Today, this try is quite difficult. Why? Because I don’t understand why they should build this one, Texture Memory. Ok, let’s check the stuff what’s going on. You’ll see…

Heat Transfer Simulation

Let me explain a little bit. What the sample wants to show is how efficient the process of this simulation does. Texture Memory for this case, I think, is very helpful. Why? Ok, here is the theory.

Heat Conduction

What you  see is the heat transfer simulation. Heat transfer is computed geometrically. Every particle of “heat” should flow physically. To model this problem, the best way is to parallelize the memory with the appropriate location of the pixels, in the other words, we just update the appropriate pixel, we called with particle “heat”, by altering the memory where the pixel is being represented.

CUDA has a feature called Texture Memory which sounds like mapping a picture to an object. It is quite  similar to that. But for sure, I will explain more.

We used to do this before. Here, I define pixel as the part of an image, memory as the CUDA RAM, and thread as the unit processing of CUDA.

Old ways

We want better ones. That typical ways don’t help us with mapping such memory, we will mess up with finding the pixel, so that’s why we should use Texture Memory. With Texture Memory, the entire things look like this.

The New Ways

Ok, get it?
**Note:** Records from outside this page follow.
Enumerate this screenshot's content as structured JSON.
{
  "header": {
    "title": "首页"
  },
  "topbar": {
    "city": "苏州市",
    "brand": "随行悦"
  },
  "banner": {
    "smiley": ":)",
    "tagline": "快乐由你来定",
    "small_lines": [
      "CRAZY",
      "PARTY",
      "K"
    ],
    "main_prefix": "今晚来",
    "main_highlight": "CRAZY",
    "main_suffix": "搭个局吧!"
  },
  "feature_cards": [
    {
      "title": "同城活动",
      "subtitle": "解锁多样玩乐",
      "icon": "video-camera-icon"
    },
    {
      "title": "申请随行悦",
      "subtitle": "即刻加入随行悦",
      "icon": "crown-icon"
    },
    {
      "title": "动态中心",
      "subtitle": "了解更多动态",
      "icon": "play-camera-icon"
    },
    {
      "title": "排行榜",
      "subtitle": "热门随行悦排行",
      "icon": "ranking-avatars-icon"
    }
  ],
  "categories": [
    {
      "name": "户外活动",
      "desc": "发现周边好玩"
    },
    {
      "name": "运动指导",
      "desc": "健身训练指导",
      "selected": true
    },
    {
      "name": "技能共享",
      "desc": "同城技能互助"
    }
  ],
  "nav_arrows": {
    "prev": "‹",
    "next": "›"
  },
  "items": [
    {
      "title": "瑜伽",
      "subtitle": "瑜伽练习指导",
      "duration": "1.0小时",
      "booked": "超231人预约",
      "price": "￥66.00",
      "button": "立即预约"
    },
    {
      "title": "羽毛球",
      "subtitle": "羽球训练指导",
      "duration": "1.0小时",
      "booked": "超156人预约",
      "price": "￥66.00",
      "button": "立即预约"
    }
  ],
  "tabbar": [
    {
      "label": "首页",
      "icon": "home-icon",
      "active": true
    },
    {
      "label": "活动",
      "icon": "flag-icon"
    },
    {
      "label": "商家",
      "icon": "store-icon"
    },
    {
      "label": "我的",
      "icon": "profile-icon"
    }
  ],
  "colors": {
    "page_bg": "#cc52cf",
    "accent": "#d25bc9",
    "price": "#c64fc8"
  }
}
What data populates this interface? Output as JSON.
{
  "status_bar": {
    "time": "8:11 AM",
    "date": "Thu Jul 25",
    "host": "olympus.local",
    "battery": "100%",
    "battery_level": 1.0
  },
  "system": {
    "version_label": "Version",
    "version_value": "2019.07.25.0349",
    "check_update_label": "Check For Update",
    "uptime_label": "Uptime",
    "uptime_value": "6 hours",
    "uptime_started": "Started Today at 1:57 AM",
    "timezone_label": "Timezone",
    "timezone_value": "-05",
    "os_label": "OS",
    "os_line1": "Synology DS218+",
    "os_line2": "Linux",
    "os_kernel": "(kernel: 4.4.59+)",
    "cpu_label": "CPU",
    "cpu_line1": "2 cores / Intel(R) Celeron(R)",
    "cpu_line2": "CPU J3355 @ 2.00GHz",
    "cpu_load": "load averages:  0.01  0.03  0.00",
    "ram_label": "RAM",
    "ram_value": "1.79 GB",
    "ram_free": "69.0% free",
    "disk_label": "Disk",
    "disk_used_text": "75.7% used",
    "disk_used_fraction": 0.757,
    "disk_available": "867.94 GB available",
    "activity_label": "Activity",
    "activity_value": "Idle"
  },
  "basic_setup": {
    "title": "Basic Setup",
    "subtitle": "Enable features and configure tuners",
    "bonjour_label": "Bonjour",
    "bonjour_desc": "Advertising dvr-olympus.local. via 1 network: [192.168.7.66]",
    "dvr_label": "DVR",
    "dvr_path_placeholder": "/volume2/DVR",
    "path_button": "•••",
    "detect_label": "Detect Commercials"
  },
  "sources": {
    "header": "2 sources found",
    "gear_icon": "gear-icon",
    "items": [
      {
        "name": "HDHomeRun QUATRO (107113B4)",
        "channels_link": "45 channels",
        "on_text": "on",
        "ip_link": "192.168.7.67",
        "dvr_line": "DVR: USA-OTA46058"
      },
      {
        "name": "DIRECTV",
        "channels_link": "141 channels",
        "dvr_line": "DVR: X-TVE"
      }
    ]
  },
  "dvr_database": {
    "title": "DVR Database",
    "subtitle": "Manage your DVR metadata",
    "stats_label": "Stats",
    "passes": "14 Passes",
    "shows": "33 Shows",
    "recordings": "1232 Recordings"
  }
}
So, texture memory is just another type physically-normal memory in CUDA, but it can serve the code with that such access pattern which means the thread is able to read the location of the memory nearby, just by looking up the memory, no more calculating the position of the appropriate memory in the thread.

In the end, I would like to say that, by using Texture Memory, we just define what pixel is going to be updated, and the rest is CUDA’s. That’s all.